- ICH GCP
- Registro de ensaios clínicos dos EUA
- Ensaio Clínico NCT04565704
Imagem óptica de amostras de biópsia gastrointestinal e sua correlação com a histologia
Visão geral do estudo
Status
Intervenção / Tratamento
Descrição detalhada
Os investigadores desenvolveram anteriormente sistemas de imagem óptica que foram capazes de fornecer imagens altamente detalhadas de estruturas de tecidos em várias áreas de aplicação, incluindo Cardiologia, Gastroenterologia e Pneumologia. Eles estão procurando continuar o avanço dessas várias tecnologias em desenvolvimento.
A população incluirá indivíduos submetidos a esofagogastroduodenoscopia eletiva com biópsia, colonoscopia com biópsia e/ou ressecção endomucosa.

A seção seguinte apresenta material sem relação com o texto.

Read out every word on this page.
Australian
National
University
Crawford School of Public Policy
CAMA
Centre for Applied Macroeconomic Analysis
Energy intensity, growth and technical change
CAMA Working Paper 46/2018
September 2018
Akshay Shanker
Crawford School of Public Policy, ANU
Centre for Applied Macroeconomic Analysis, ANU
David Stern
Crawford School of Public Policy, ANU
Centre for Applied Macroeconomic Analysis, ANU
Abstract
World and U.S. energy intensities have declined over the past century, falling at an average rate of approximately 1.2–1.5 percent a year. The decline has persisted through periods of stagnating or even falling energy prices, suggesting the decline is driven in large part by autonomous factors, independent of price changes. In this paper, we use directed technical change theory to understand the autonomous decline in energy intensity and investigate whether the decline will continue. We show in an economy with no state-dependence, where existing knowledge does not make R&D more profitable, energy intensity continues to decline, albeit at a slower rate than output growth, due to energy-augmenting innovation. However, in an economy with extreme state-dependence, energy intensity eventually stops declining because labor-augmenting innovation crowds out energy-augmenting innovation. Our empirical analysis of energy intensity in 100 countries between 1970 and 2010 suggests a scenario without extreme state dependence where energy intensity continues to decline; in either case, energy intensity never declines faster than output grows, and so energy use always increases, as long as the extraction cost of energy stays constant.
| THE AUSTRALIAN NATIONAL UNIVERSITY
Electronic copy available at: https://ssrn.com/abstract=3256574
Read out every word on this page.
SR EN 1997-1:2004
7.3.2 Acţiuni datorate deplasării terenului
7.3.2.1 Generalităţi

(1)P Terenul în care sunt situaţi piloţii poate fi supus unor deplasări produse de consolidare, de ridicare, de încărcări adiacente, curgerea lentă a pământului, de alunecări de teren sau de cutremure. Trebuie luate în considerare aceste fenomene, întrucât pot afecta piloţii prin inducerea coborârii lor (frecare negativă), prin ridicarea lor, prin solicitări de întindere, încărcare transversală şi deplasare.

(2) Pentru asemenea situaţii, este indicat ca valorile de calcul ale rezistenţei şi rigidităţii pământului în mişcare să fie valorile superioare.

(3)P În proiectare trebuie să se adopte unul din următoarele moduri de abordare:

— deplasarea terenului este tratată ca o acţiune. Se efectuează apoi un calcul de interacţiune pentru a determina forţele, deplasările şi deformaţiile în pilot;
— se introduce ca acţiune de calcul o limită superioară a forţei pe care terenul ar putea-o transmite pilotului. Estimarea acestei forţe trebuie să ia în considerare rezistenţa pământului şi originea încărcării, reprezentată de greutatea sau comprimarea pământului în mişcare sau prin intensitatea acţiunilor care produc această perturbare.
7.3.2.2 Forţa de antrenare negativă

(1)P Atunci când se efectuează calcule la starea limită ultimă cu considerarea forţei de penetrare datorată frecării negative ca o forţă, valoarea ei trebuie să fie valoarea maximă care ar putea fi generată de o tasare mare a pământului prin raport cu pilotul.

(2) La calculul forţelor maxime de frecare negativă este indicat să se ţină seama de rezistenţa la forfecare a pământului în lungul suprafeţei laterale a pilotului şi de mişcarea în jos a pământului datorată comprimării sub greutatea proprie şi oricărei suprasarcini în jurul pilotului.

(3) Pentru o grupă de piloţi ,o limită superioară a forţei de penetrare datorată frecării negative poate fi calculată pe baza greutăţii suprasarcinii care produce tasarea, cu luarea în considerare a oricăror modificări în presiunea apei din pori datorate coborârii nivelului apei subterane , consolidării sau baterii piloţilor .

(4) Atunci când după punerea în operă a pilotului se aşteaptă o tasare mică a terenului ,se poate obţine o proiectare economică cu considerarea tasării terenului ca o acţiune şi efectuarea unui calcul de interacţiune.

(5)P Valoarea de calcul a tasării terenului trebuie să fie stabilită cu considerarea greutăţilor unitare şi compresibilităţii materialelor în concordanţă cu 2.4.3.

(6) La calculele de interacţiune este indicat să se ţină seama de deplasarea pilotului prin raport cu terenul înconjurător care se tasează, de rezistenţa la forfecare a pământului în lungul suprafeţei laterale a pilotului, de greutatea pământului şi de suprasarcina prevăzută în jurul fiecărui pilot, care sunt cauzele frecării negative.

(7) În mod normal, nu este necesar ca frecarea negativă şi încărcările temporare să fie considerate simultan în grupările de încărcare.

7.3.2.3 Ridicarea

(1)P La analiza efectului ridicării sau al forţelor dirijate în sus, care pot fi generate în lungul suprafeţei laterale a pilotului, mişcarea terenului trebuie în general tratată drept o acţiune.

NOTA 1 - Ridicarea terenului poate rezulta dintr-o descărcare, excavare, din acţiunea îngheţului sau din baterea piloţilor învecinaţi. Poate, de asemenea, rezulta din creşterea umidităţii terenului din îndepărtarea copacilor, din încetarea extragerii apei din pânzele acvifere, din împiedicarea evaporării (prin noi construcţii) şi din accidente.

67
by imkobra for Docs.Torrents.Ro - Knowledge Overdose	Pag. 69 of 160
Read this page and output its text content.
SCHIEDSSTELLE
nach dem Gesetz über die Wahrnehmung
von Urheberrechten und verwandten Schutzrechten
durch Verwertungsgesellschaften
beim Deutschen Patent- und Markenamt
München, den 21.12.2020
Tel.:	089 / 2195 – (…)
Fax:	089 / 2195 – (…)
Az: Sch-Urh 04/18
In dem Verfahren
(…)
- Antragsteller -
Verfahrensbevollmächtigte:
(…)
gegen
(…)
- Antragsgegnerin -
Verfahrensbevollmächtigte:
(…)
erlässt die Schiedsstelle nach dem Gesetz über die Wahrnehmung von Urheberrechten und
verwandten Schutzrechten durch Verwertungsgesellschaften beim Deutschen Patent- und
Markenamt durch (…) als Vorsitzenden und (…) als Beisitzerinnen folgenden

O endoscopista não fará mais do que 3 biópsias além das biópsias padrão de tratamento.
O estudo será de imagem óptica dos espécimes GI ex vivo que estão sendo coletados. As amostras serão coletadas apenas para fins de pesquisa. A análise off-line das amostras será realizada e os achados de imagem óptica serão correlacionados com os achados da patologia. Isso exigirá a revisão do prontuário médico para vincular os achados da imagem com as informações médicas pertinentes. As amostras serão desidentificadas e os indivíduos receberão um número exclusivo. Os tecidos serão colocados em recipientes marcados rotulados como "apenas para fins de pesquisa". As amostras coletadas serão levadas ao Tearney Research Laboratory para geração de imagens e processamento. A imagem óptica das amostras de tecido não afetará o procedimento padrão de atendimento.
Tipo de estudo
Inscrição (Estimado)
Estágio
- Não aplicável
Contactos e Locais
Locais de estudo
-
-
Massachusetts
-
Boston, Massachusetts, Estados Unidos, 02114
- Massachusetts General Hospital
-
-
Critérios de participação
Critérios de elegibilidade
Idades elegíveis para estudo
Aceita Voluntários Saudáveis
Descrição
Critério de inclusão:
• Agendado para uma esofagogodenoscopia e/ou colonoscopia eletiva
Critério de exclusão:
• De acordo com o padrão de atendimento no departamento de endoscopia do MGH.
Plano de estudo
Como o estudo é projetado?
Detalhes do projeto
- Finalidade Principal: Viabilidade do dispositivo
- Alocação: N / D
- Modelo Intervencional: Atribuição de grupo único
- Mascaramento: Nenhum (rótulo aberto)
Armas e Intervenções
Grupo de Participantes / Braço |
Intervenção / Tratamento |
|---|---|
|
Experimental: Desenvolvimento de novas tecnologias de imagem óptica
Os participantes consentidos permitirão que seu endoscopista colete 3 biópsias adicionais dos participantes.
Essas biópsias serão usadas para desenvolver nossas técnicas de imagem em nosso laboratório.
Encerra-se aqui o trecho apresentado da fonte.